1964 in Review: Golden Year of Civil Rights Movement

 


President Lyndon B. Johnson shakes Martin Luther King, Jr.’s hand after presenting him with one of the 72 pens used to sign the Civil Rights Act as congressmen and Whitney Young, executive director of the Urban League, look on (Photo Credit: AP Photo).


50 Years Later: Remembering 1964 (Have We Truly Overcome?)


During Black History Month we often stop to remember the Civil Rights era in American history.


The years between 1955 and 1968 saw a massive push by African Americans to change the physical freedom they had acquired after emancipation into real equality as citizens.


While the entire era was very important, 1964 was one of the most charged and productive years of all.


So, 50 years later in 2014, people across the nation are looking back at the achievements of that year.


Here are the top five accomplishments of 1964 and responses to them today.
1. The Civil Rights Act of 1964 was a major win during the Civil Rights era. It outlawed racial discrimination in education and in the workplace, and put a stop to discriminatory voter registration requirements around the country.


“In the 60s, we were moving forward,” said Mary Perry, President Emeritus of the Wendell Branch of the NAACP in North Carolina. “We are regressing back to the 60s now. We are moving backwards as a people,” she said pointing to new voter registration laws across the South and reports by MSNBC that schools are now as segregated as they were before being desegregated by the Civil Rights Act of 1964.


2. 1964 Mississippi Freedom Summer: For this campaign, hundreds of members of the Student Nonviolent Coordinating Committee, the Southern Christian Leadership Conference, the Congress of Racial Equality and the NAACP converged in Mississippi to register voters and raise awareness about voter disenfranchisement in the state.


Four of the volunteers were killed and one year later the Voting Rights Act of 1965 was passed.


In 2013, section four of the Voting Rights Act was slashed by Congress, and Mississippi and other Southern states saw a return to the voting rights violations that the freedom summer organized against.


Organizers from around the country now plan to convene in Mississippi again for Freedom Summer 2014 to fight for the same freedom to vote.


3. Harlem Riots of 1964: In July 1964, NYPD Lieutenant Thomas Gilligan shot and killed 15-year-old James Powell in front of his friends in Harlem, N.Y.


The shooting spurred six nights of riots in Harlem and later Bedford-Stuyvesant, Brooklyn.


Later that summer, similar riots kicked off around the country.

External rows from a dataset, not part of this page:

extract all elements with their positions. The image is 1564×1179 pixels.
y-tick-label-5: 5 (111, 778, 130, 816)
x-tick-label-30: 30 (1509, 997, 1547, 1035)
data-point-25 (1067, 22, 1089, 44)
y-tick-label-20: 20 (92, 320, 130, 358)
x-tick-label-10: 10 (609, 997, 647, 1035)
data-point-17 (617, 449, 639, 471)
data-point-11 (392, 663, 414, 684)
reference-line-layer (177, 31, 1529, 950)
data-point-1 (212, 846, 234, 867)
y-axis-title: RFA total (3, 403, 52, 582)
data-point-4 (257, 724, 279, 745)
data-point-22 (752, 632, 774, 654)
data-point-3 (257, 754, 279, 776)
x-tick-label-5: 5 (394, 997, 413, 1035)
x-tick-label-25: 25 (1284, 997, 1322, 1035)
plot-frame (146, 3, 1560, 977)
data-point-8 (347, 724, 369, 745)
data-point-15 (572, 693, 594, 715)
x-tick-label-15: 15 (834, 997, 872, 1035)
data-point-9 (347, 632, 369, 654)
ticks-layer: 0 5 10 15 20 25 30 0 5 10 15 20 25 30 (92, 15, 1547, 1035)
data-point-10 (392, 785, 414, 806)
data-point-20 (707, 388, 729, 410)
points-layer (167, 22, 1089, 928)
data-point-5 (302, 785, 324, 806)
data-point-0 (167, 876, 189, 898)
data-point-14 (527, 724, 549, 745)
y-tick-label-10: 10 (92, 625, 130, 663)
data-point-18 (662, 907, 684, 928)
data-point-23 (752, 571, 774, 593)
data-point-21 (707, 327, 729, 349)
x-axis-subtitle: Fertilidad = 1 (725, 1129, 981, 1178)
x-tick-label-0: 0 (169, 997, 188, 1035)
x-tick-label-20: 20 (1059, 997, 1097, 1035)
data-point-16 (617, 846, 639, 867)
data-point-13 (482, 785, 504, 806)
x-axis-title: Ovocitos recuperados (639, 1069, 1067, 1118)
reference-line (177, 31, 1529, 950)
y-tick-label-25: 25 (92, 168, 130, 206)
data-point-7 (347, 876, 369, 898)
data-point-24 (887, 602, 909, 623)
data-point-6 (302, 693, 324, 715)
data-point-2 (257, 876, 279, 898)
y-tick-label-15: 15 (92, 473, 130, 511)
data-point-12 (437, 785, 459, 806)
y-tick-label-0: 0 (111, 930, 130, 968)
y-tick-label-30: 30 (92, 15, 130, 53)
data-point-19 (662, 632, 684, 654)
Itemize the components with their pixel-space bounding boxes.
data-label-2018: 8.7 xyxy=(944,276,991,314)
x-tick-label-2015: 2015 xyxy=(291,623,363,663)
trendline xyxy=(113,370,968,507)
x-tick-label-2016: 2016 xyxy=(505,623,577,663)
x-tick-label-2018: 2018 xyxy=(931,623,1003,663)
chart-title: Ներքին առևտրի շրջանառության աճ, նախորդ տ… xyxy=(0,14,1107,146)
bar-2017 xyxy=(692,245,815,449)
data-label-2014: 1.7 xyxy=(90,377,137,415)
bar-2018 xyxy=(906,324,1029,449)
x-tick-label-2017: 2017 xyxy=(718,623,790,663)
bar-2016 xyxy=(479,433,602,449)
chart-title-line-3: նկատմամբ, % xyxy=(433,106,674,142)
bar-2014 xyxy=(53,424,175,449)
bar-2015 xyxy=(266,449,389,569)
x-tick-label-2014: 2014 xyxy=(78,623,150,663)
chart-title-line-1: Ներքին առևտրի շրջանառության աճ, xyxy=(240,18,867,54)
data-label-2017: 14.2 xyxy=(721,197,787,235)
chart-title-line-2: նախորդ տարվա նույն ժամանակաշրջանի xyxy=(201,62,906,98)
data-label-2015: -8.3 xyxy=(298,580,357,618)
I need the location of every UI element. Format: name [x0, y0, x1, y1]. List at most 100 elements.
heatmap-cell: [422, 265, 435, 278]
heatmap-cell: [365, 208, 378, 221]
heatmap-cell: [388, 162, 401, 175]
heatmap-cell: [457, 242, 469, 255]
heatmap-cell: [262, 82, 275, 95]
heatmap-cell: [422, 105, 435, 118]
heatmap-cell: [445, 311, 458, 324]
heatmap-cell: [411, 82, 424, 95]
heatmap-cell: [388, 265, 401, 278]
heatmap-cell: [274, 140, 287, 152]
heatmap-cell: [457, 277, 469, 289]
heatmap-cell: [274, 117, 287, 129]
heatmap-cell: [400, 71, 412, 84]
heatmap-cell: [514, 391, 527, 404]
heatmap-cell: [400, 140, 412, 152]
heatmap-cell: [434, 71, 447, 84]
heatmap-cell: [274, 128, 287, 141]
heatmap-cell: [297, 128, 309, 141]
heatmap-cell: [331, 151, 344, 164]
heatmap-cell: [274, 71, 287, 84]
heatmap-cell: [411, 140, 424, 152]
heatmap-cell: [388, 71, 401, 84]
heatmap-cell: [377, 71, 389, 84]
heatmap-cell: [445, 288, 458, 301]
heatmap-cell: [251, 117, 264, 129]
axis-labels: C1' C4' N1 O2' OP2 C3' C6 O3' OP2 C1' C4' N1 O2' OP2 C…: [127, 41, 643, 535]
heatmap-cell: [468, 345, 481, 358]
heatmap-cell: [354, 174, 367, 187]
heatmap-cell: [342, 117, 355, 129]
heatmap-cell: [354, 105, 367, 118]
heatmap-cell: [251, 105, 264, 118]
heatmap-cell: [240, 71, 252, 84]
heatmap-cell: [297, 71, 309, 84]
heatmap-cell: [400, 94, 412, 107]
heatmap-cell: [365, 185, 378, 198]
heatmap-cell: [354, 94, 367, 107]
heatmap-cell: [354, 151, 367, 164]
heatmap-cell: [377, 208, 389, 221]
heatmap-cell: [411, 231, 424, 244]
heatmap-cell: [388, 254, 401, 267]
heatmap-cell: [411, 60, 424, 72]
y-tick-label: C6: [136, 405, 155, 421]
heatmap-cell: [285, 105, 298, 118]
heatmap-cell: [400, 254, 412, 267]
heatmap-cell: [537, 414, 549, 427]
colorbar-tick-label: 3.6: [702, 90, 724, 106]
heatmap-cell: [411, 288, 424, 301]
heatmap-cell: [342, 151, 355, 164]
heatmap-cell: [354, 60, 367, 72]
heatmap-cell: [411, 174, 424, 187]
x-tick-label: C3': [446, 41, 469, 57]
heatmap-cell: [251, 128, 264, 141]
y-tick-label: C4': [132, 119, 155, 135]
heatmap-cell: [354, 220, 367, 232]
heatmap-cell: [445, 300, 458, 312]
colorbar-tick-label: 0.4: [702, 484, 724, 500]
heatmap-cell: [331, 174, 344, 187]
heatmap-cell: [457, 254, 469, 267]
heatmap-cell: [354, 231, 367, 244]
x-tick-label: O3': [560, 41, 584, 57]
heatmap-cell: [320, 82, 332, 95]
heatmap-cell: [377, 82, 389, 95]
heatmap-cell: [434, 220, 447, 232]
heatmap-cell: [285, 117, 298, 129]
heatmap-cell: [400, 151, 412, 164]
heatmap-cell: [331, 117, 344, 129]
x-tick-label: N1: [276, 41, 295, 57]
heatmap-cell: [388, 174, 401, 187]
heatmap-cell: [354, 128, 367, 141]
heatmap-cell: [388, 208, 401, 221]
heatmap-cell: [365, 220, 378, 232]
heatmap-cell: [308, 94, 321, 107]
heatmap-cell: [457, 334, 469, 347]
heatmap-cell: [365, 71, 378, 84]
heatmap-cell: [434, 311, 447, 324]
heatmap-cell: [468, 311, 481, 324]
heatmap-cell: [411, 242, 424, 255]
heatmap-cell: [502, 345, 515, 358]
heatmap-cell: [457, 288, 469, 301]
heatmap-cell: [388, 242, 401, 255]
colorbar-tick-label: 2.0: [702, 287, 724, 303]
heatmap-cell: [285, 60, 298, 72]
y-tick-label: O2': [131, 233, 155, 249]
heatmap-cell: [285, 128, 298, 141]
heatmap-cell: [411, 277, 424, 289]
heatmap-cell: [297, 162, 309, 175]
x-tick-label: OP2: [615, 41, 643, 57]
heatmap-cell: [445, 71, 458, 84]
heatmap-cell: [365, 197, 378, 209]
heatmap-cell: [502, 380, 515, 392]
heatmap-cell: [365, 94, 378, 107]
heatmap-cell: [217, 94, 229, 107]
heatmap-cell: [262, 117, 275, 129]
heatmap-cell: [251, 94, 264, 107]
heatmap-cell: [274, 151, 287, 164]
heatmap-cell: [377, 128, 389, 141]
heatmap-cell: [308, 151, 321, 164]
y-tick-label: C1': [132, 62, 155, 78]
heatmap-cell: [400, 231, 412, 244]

These events in 1964 sound similar to George Zimmerman’s shooting of 17-year-old Trayvon Martin in 2012, which spurred massive protests around the country.


4. In 1964, Malcolm X broke from the Nation of Islam, and announced his desire to work with the leaders of the Civil Rights Movement.


From then on Malcolm X and the Organization of Afro-American Unity countered Martin Luther King’s calls for non-violence within the Civil Rights Movement with calls for the Black community to defend itself in the face of a racist government.


“If we don’t do something real soon, I think you’ll have to agree that we’re going to be forced either to use the ballot or the bullet. It’s one or the other in 1964. It isn’t that time is running out — time has run out,” said Malcolm X in his 1964 “Ballot or the Bullet” speech.


Malcolm X also pushed for the Civil Rights Movement to be called a Human Rights Movement to bring it into the international sphere.


This year, civil rights organizers began to look to the international stage as Malcolm X wanted.


Organizers at the HKonJ Moral March in North Carolina began calling their protest a human rights issue rather than a civil rights one and the NAACP brought voter disenfranchisement issues in the United Stated to the United Nations.


5. In 1964, King was awarded the Nobel Peace Prize.


At 35 years old he was the youngest man to ever win the prize and the award sent a message to the international community that the non-violent Civil Rights Movement in the United States was of international significance.


“Conclude that this award which I receive on behalf of that movement is a profound recognition that nonviolence is the answer to the crucial political and moral question of our time,” said King in his acceptance speech.


King donated the $54,123 he won for the prize to the Civil Rights Movement, allowing for many new programs and initiatives to develop and grow.